MARUM-MeBo in der Antarktis

05.06.2024
Transkontinentales Flusssystem durchzog die Westantarktis vor dauerhafter Vereisung
Eisberge in der Antarktis während der Forschungsexpedition PS104. Vor etwa 34 Millionen Jahren, am Ende des Eozäns, war die Westantarktis weitgehend eisfrei. Foto: MARUM, Uni Bremen; T. Bickert
Eisberge in der Antarktis während der Forschungsexpedition PS104. Vor etwa 34 Millionen Jahren, am Ende des Eozäns, war die Westantarktis weitgehend eisfrei. Foto: MARUM, Uni Bremen; T. Bickert

Die Antarktis war nicht immer eine isolierte, eisbedeckte Landmasse. Bis vor etwa 100 Millionen Jahren bildete sie den zentralen Teil des Superkontinents Gondwana, nach dessen Zerfall sie sich als eigenständiger Kontinent etablierte. Trotz südpolarer Lage herrschten in der Antarktis aber bis zum Ende des Eozäns vor circa 34 Millionen Jahren gemäßigte Klimabedingungen, und der Kontinent war von weit verzweigten Flusssystemen durchzogen. Das bisher größte dieser Systeme wurde nun von Forschenden vom MARUM – Zentrum für Marine Umweltwissenschaften und Fachbereich Geowissenschaften der Universität Bremen und dem Alfred-Wegener-Institut Helmholtz-Zentrum für Polar- und Meeresforschung Bremerhaven in Kooperation mit deutschen, britischen, irischen und schwedischen Universitäten und Forschungsinstituten entdeckt und in der Zeitschrift Science Advances beschrieben.

 

Das Team untersuchte Sedimentproben, die während der Expedition PS104 des Forschungseisbrechers POLARSTERN im Februar/März 2017 mit dem Bohrgerät MARUM-MeBo 70 in der Amundsen See vor der westantarktischen Küste gewonnen wurden.
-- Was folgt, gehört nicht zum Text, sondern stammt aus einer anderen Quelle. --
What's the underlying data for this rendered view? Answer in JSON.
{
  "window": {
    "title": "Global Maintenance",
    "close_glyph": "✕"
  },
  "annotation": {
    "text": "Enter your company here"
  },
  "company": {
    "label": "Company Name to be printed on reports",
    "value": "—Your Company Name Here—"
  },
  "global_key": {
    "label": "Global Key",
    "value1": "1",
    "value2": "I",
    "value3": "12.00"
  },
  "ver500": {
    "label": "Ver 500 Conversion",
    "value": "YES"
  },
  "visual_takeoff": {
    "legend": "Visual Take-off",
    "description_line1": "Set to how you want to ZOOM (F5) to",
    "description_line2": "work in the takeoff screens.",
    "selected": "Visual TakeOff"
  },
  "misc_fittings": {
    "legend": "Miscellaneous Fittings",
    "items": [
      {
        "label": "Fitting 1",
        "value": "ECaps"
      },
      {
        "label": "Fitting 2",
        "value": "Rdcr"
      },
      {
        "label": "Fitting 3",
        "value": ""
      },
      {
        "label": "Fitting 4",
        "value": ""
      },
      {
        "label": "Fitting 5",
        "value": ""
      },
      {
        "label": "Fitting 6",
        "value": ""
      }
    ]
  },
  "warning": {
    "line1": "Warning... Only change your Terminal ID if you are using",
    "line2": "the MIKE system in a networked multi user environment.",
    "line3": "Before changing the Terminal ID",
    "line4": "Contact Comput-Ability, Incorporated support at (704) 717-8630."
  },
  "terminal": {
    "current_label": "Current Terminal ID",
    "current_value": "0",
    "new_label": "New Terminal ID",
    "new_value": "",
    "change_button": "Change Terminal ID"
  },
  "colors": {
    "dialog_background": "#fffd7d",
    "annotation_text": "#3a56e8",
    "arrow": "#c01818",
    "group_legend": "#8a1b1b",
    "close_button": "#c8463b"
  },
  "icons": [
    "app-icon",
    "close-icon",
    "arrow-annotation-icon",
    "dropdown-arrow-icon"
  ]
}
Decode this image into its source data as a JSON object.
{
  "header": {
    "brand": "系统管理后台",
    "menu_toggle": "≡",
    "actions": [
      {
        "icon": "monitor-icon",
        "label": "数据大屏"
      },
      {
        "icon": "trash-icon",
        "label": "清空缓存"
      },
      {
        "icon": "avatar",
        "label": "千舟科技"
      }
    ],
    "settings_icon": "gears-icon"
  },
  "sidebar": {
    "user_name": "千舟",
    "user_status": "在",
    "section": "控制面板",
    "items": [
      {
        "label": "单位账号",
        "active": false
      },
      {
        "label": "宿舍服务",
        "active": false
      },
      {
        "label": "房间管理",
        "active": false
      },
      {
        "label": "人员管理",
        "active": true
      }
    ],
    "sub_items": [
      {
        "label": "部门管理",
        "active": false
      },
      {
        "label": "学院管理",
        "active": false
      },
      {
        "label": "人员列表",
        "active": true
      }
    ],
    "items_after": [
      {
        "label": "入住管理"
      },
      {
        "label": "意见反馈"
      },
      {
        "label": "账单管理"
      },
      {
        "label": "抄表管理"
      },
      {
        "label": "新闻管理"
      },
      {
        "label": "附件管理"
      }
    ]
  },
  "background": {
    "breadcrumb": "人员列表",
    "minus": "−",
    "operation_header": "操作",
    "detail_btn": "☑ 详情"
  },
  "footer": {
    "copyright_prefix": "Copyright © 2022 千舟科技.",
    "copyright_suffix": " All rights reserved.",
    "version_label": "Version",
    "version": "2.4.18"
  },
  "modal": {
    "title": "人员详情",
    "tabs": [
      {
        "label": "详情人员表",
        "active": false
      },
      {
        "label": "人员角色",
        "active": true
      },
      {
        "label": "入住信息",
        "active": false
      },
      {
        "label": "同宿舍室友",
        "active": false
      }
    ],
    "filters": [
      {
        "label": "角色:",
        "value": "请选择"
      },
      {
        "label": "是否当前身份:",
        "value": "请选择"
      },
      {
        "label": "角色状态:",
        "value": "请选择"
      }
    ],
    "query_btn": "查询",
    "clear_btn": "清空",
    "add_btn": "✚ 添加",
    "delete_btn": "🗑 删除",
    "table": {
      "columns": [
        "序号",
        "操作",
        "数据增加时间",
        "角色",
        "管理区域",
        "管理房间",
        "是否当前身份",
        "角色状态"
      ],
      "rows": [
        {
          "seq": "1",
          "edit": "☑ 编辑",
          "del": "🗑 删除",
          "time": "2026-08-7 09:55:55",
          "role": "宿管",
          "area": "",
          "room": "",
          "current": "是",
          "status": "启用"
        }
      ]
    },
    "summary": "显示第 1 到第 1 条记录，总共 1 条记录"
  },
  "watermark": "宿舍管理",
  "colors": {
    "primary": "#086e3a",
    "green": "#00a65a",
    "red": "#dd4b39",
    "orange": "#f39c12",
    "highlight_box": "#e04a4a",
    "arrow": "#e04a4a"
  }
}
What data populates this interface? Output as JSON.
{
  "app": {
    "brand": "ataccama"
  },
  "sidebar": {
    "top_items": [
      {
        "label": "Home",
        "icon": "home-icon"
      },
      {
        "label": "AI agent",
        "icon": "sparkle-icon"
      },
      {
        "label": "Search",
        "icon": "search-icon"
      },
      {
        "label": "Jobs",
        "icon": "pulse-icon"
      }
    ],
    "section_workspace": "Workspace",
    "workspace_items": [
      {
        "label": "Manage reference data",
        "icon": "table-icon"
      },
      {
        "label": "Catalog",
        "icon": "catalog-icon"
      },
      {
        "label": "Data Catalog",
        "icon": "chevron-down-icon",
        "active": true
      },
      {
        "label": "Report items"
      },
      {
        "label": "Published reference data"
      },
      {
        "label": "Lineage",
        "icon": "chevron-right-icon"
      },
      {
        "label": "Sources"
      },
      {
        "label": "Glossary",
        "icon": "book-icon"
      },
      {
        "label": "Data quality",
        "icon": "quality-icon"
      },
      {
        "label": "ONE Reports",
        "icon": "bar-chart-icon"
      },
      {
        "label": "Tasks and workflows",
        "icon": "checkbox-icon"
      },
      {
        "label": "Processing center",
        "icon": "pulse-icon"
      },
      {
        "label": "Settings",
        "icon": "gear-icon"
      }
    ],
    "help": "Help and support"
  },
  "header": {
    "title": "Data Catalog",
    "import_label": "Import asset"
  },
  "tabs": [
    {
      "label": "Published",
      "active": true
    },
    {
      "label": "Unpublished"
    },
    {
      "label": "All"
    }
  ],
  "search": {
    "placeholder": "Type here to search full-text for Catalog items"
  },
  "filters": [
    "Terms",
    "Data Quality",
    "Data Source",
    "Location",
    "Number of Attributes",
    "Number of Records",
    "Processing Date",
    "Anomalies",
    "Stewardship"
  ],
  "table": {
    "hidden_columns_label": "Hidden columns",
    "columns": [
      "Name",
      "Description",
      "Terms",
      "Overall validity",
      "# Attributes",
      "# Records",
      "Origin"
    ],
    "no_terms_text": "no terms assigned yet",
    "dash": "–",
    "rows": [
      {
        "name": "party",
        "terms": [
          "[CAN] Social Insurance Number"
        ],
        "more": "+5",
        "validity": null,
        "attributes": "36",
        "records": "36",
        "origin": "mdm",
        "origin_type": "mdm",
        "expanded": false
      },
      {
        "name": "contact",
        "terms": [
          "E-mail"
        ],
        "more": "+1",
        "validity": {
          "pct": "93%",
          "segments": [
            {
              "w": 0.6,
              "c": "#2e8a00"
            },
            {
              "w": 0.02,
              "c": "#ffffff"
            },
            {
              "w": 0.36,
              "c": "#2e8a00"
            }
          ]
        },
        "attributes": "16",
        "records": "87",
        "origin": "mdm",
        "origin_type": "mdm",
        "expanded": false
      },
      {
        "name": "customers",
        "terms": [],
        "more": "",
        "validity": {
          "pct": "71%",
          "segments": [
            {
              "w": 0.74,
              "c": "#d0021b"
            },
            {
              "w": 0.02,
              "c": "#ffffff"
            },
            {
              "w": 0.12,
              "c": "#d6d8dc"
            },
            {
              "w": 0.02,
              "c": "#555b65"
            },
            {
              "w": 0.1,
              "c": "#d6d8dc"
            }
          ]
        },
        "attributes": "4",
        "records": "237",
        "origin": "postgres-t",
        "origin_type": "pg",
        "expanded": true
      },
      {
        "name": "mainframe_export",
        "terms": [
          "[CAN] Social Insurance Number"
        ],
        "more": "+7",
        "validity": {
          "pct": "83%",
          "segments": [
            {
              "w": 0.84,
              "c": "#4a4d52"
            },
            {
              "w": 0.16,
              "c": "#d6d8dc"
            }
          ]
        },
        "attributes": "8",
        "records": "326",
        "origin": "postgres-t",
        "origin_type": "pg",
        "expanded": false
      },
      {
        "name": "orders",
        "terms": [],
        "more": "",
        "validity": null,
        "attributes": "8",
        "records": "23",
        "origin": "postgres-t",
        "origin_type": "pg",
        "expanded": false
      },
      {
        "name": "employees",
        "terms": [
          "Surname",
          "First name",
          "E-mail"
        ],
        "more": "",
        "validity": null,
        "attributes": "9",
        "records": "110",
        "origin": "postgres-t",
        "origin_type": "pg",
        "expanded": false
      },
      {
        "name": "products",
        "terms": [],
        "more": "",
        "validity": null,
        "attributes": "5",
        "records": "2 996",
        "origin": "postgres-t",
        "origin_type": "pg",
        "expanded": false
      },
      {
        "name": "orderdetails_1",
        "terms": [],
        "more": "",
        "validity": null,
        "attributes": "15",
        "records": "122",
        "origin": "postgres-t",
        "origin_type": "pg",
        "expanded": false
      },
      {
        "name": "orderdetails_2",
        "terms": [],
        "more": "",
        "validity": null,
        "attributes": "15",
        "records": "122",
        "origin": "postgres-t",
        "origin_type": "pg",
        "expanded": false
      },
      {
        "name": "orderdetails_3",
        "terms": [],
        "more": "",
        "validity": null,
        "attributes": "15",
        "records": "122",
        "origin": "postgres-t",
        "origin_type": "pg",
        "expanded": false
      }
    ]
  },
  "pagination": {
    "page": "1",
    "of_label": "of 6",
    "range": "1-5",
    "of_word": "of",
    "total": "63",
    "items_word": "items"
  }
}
Sedimentologische, petrologische, geochronologische und thermochronologische Analysen zeigen, dass die meisten Minerale und Gesteinsbruchstücke dieser Proben nicht der Westantarktis entstammen, sondern dem tausende Kilometer entfernten Transantarktischen Gebirge am Rand der Ostantarktis zuzuordnen sind. Dieses Gebirge hob sich seit dem späten Eozän als steile Schulter eines kontinentalen Grabens, des Antarktischen Riftsystems, der heute die Antarktis in die zwei Landmassen der Ost- und Westantarktis teilt.

Hebung und Erosion des Transantarktischen Gebirges produzieren seither große Mengen Abtragungsschutt, den der neu entdeckte Strom über eine Distanz von mehr als 1.500 Kilometer durch das Westantarktische Riftsystem in das heutige Amundsen Meer transportierte und dort in einem sumpfigen Flussdelta ablagerte. Dies konnte durch die Analyse seismischer Daten bestätigt werden. Moderne Beispiele für große Flusssysteme in einem ähnlichen geologischen Umfeld sind der Nil im Ostafrikanischen Grabenbruch oder der Rhein im Oberrheingraben.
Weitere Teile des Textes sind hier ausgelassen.